The ICS 2 regime will force Taiwan's insurers to pay more attention to asset-liability management, especially the match between cash flows on both sides, as it means assets and liabilities will be marked to market, a spokesman for Cathay Life told AsianInvestor.

As part of its preparation for the change, the life insurer, which had NT$6.26 trillion ($209 billion) in assets at the end of 2019, will continue to increase its allocation to overseas long-duration bonds with strong ratings. Bonds issued in the domestic capital market lack liquidity tend to have short durations, but Cathay Life is mainly selling long-term insurance policies, he said.

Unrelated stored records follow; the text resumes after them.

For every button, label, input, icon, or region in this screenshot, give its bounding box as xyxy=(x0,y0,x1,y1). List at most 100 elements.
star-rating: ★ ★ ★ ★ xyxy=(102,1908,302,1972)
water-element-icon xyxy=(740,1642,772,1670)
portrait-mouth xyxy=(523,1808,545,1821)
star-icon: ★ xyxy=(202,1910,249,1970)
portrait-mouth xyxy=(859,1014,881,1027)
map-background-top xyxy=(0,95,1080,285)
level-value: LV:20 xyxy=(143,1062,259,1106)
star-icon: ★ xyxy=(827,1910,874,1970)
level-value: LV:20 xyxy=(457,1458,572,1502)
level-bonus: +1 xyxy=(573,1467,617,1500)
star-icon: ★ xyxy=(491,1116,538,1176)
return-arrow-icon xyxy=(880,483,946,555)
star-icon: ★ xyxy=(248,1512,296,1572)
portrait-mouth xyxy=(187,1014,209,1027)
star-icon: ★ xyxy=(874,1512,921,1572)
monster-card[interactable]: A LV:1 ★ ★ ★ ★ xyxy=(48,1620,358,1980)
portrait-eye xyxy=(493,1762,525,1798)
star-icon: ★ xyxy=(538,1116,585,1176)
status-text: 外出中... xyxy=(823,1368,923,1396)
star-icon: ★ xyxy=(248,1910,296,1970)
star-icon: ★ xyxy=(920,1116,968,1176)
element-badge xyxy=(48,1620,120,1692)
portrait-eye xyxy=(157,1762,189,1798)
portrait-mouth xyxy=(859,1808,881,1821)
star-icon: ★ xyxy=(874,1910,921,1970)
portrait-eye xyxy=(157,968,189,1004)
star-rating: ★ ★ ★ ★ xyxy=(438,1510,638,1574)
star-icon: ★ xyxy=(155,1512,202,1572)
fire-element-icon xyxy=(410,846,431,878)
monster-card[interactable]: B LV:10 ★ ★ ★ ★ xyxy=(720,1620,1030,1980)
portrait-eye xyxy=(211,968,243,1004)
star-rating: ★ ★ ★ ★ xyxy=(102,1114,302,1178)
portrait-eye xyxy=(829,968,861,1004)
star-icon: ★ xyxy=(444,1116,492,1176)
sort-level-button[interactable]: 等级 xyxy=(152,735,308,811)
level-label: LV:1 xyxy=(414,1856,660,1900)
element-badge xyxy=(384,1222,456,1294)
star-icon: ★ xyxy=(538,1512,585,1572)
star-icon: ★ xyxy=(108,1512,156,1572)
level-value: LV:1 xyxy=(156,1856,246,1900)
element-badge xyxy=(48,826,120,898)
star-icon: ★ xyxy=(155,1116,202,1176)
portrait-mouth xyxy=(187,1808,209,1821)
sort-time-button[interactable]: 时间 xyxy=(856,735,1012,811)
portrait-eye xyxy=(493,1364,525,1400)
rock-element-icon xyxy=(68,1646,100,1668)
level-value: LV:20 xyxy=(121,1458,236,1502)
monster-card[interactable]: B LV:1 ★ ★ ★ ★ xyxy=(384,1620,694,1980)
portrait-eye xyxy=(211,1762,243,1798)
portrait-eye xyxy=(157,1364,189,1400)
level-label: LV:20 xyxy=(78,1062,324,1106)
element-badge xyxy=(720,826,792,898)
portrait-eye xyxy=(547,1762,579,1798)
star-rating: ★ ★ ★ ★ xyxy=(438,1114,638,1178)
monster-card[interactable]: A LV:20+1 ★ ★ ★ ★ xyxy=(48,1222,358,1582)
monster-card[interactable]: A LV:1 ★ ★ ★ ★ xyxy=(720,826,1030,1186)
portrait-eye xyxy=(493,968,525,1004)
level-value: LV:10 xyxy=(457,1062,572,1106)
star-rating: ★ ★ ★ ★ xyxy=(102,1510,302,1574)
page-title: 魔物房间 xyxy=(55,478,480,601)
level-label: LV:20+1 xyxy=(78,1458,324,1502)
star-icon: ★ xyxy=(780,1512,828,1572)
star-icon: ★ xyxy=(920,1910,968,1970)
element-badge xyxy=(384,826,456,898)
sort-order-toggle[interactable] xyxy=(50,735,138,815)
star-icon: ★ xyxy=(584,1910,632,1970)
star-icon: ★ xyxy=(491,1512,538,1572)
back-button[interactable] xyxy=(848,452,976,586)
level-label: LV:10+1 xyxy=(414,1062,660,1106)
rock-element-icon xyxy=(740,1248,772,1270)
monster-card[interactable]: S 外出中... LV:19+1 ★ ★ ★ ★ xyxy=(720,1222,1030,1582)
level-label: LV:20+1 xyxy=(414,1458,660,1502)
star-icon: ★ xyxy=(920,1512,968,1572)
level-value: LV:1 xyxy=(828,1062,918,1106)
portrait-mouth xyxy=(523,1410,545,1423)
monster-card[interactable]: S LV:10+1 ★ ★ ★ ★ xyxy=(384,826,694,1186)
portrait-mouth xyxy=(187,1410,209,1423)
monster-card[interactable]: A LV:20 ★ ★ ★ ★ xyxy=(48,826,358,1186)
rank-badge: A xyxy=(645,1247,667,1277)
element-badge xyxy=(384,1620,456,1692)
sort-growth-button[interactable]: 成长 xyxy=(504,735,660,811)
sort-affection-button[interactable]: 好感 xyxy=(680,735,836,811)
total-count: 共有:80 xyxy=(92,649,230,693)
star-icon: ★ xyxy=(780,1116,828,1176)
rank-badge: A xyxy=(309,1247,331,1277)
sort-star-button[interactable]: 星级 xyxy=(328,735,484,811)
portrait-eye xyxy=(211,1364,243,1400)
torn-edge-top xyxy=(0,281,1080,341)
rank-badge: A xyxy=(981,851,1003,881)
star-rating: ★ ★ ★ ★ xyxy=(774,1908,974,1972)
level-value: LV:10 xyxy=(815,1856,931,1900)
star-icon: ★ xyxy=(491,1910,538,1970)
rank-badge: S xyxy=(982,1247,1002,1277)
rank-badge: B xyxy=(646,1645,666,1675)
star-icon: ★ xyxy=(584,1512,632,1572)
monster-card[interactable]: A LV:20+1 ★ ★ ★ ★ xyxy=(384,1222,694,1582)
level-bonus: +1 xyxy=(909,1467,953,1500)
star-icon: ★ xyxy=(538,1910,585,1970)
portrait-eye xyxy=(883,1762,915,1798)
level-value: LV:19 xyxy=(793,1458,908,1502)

The insurer will also select quality stocks with high and stable dividends to reduce the impact brought about by the regime change, the spokesman said.

Assets will be valued and liabilities discounted using market interest rates, or the fair value method. In contrast, average price and amortised cost methods are now used for calculating the price of equities and bonds and historical lock-in rates are applied for insurance policies.

Kelvin Kwok, Moody's

This means that under ICS 2, market volatility will be reflected in Taiwanese insurers’ capital adequacy ratios. Their risk capital charge will also partly depend on how well they match their assets and liabilities. Insurers will be forced to attach more importance to risk management, the Financial Supervisory Commission told AsianInvestor.

While the new rules will be implemented in 2026, the island’s insurers will have to calculate their new solvency ratios on a trial basis in the first preparation phrase, which encompasses this year and next. Testing will then be carried out in the next phase, from 2022 to 2024. The institutions must then review their relevant operations in the last phase in 2025.

CHALLENGES TO OVERCOME

In addition, insurers need to divide their capital into core and comprehensive tiers under the new rules, and they will begin to use scenario testing primarily to derive the risk capital charge, instead of the current method of using only risk coefficients.

When calculating the risk capital charge, regulators will look at how much loss an insurer incurs on its investment portfolio, if, for example, the market index were to fall 30%. It works in a similar manner to the Solvency II framework in Europe, Kelvin Kwok, analyst for Asia financial institutions group at rating agency Moody’s, told AsianInvestor.

Insurers in Taiwan will likely have to change the structure of their liabilities and increase their capital. Most of them will favour US dollar long-dated bonds and some of them may reduce equity exposure – particularly volatile stocks – to reduce the risk capital charge, Kwok said.

Cathay Life is positive about the new system as it applies international standards. The spokesman said the new regime could also enhance the transparency of Taiwanese insurers’ accounting treatment and financial status.

That said, Cathay has a huge portfolio and is selling some complex insurance products. It will need time to adjust its strategies and make them gradually compatible with the new system, he added.

BIG CHANGES COMING

The new solvency regime will be a significant change for the island’s insurers, who will need to make changes on multiple fronts to prepare for the implementation, Alan Yip, head of portfolio solutions for Asia Pacific at US asset manager Neuberger Berman, told AsianInvestor.

Raising capital can be challenging for smaller insurers, he said. While insurers are encouraged to change their business profile to focus on less capital-intensive products, such as unit-linked insurance policies, the success will be partly driven by the appetite of the public, who may favour long-dated policies with guaranteed rates. Such products are more capital intensive, Yip noted.

Taiwanese insurance firms will probably continue to buy a major amount of overseas assets, including long-dated US dollar bonds and private equity, as they continue to search for yield and diversification benefits relative to their local capital market investment opportunities, Yip added.